October 12, 2017

NWCPHP biostatistician applies his skills in analyzing data to interpret results of research findings.

A typical research project at NWCPHP may involve generating and gathering significant amounts of data needed to answer the researchers’ questions. Ian Painter’s task is to help refine the questions and then closely look at the resulting data to help find answers to those questions.

“A challenge for biostatisticians is being able to understand what the needs are of the researcher, and translating those needs into research questions," said Painter, a biostatistician at NWCPHP.

For the past seven years, Painter has shared his skills helping design studies and analyzing data to answer questions posed by NWCPHP researchers. He has been involved in many research projects, and left a mark on some of the most noteworthy research to emerge from NWCPHP.

As a biostatistician, he works with researchers at NWCPHP to help design research studies to ensure that the results of the studies will be statistically valid. Once data from a study have been collected, he conducts the statistical analyses of the data using a variety of statistical techniques depending on the nature of the study, and then works with researchers to interpret the results.

Painter first came to NWCPHP to take part in emergency preparedness research conducted by the Northwest Preparedness and Emergency Response Research Center (PERRC). Previously, he worked with a software development company, and then with a non-profit called Foundation for Health Care Quality.

Painter, who grew up in New Zealand, developed his interest in numbers in childhood. His dad, Brian, and mom, Jane, were both teachers at his high school who encouraged him as he explored his interest in math. After receiving his Masters of Science in Mathematics from the University of Auckland, New Zealand, he went to the University of Washington, where he obtained his PhD in Statistics.

Painter enjoys helping find practical uses for research findings.

“We want to do studies that, no matter what the outcome, provide value,” he said.

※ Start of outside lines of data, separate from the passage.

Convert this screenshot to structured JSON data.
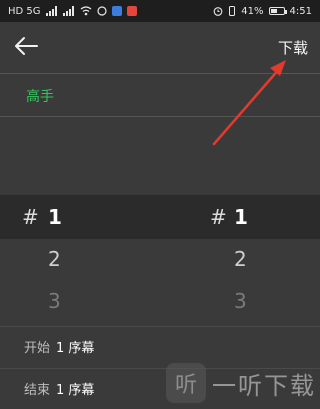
{
  "status_bar": {
    "left_text": "HD 5G",
    "battery_percent": "41%",
    "time": "4:51"
  },
  "toolbar": {
    "back_icon": "arrow-left-icon",
    "download_label": "下载"
  },
  "level": {
    "label": "高手"
  },
  "picker": {
    "left": {
      "hash": "#",
      "selected": "1",
      "second": "2",
      "third": "3"
    },
    "right": {
      "hash": "#",
      "selected": "1",
      "second": "2",
      "third": "3"
    }
  },
  "range": {
    "start_label": "开始",
    "start_value": "1 序幕",
    "end_label": "结束",
    "end_value": "1 序幕"
  },
  "watermark": {
    "logo_char": "听",
    "text": "一听下载"
  },
  "colors": {
    "background": "#3a3a3a",
    "accent_green": "#33c65f",
    "annotation_red": "#e23b2e"
  }
}
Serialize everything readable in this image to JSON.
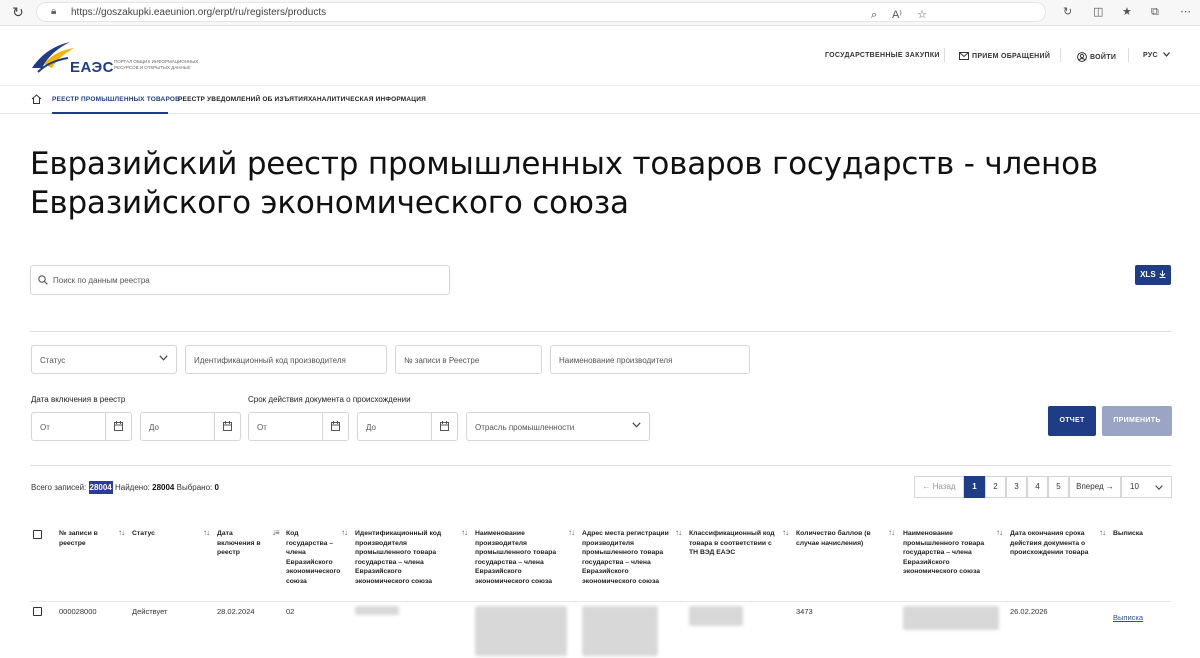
{
  "browser": {
    "url": "https://goszakupki.eaeunion.org/erpt/ru/registers/products"
  },
  "header": {
    "brand": "ЕАЭС",
    "tagline": "ПОРТАЛ ОБЩИХ ИНФОРМАЦИОННЫХ РЕСУРСОВ И ОТКРЫТЫХ ДАННЫХ",
    "nav_procurement": "ГОСУДАРСТВЕННЫЕ ЗАКУПКИ",
    "nav_appeals": "ПРИЕМ ОБРАЩЕНИЙ",
    "nav_login": "ВОЙТИ",
    "nav_lang": "РУС"
  },
  "subnav": {
    "tabs": [
      {
        "label": "РЕЕСТР ПРОМЫШЛЕННЫХ ТОВАРОВ"
      },
      {
        "label": "РЕЕСТР УВЕДОМЛЕНИЙ ОБ ИЗЪЯТИЯХ"
      },
      {
        "label": "АНАЛИТИЧЕСКАЯ ИНФОРМАЦИЯ"
      }
    ]
  },
  "page": {
    "title": "Евразийский реестр промышленных товаров государств - членов Евразийского экономического союза"
  },
  "search": {
    "placeholder": "Поиск по данным реестра",
    "xls_label": "XLS"
  },
  "filters": {
    "status": "Статус",
    "manufacturer_id": "Идентификационный код производителя",
    "record_no": "№ записи в Реестре",
    "manufacturer_name": "Наименование производителя",
    "date_included_label": "Дата включения в реестр",
    "doc_validity_label": "Срок действия документа о происхождении",
    "from": "От",
    "to": "До",
    "industry": "Отрасль промышленности",
    "report_button": "ОТЧЕТ",
    "apply_button": "ПРИМЕНИТЬ"
  },
  "summary": {
    "total_label": "Всего записей:",
    "total_value": "28004",
    "found_label": "Найдено:",
    "found_value": "28004",
    "selected_label": "Выбрано:",
    "selected_value": "0"
  },
  "pagination": {
    "prev": "Назад",
    "pages": [
      "1",
      "2",
      "3",
      "4",
      "5"
    ],
    "next": "Вперед",
    "page_size": "10"
  },
  "table": {
    "headers": [
      "№ записи в реестре",
      "Статус",
      "Дата включения в реестр",
      "Код государства – члена Евразийского экономического союза",
      "Идентификационный код производителя промышленного товара государства – члена Евразийского экономического союза",
      "Наименование производителя промышленного товара государства – члена Евразийского экономического союза",
      "Адрес места регистрации производителя промышленного товара государства – члена Евразийского экономического союза",
      "Классификационный код товара в соответствии с ТН ВЭД ЕАЭС",
      "Количество баллов (в случае начисления)",
      "Наименование промышленного товара государства – члена Евразийского экономического союза",
      "Дата окончания срока действия документа о происхождении товара",
      "Выписка"
    ],
    "rows": [
      {
        "record_no": "000028000",
        "status": "Действует",
        "date": "28.02.2024",
        "state_code": "02",
        "points": "3473",
        "end_date": "26.02.2026",
        "extract": "Выписка"
      }
    ]
  },
  "colors": {
    "accent": "#1f3d86",
    "apply_disabled": "#9aa4c4",
    "highlight": "#2e3a9a"
  }
}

He cited the findings of the now-concluded REACH (Rapid Emergency Alerting Communications in Health) project, a randomized, controlled trial that compared e-mail, fax, and cell phone SMS text messaging, to see which one was most effective for communicating public health alerts between public health agencies and health care providers.

“We concluded there were no dramatic differences between the different methods. We also concluded that if you send out too many alerts over a period of time, any one of those messages can get lost in the shuffle,” he said.

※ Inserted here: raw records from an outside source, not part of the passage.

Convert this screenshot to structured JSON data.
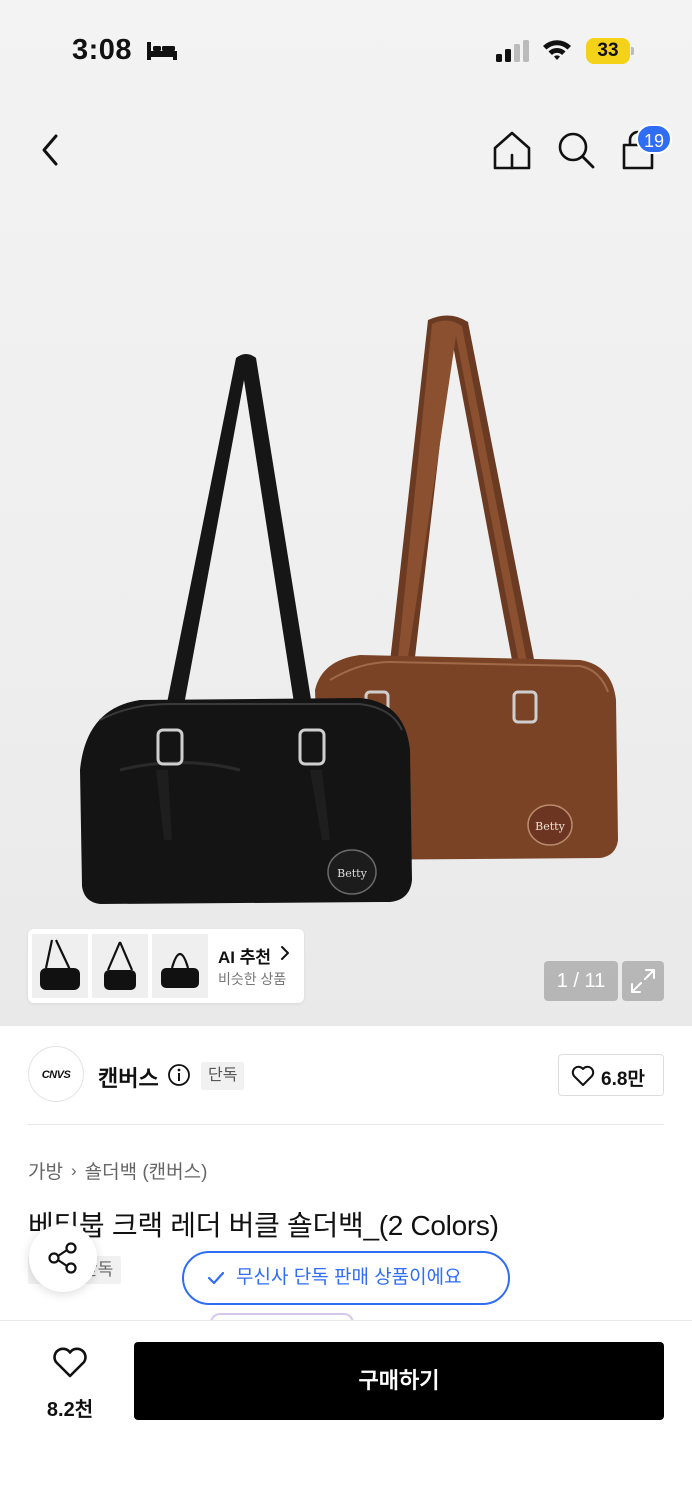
{
  "status_bar": {
    "time": "3:08",
    "battery": "33"
  },
  "nav": {
    "cart_count": "19"
  },
  "gallery": {
    "ai_title": "AI 추천",
    "ai_subtitle": "비슷한 상품",
    "page_counter": "1 / 11"
  },
  "brand": {
    "logo_text": "CNVS",
    "name": "캔버스",
    "tag": "단독",
    "like_count": "6.8만"
  },
  "breadcrumb": {
    "category": "가방",
    "subcategory": "숄더백 (캔버스)"
  },
  "product": {
    "title": "베티붑 크랙 레더 버클 숄더백_(2 Colors)",
    "tag": "단독"
  },
  "toast": {
    "text": "무신사 단독 판매 상품이에요"
  },
  "bottom_bar": {
    "wish_count": "8.2천",
    "buy_label": "구매하기"
  },
  "colors": {
    "accent": "#2f6df5",
    "battery": "#f5d21a",
    "buy": "#000000"
  }
}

Photo of the sunrise over the Olympic peninsula coast taken by Ian Painter during an outdoor hike.

Painter is currently part of a project called Next Generation 911, which examines the impact of new technology on the health of 911 dispatchers. “We’re getting close to finalizing collection of the data,” he said. Researchers, among their other questions, want to find out if mindfulness-based intervention could help 911 dispatchers cope better with stress. Once the research is completed, researchers hope to better understand how new technology impact the health of 911 dispatchers, what can be done to help the 911 dispatchers cope, and help their supervisors better manage future technology change.

When not at work, Painter enjoys spending time with his wife, Lisa, and their two children, Harry, 13, and Duncan, 8. He also enjoys nature photography and hikes around the Mountain Loop Highway in the Cascades.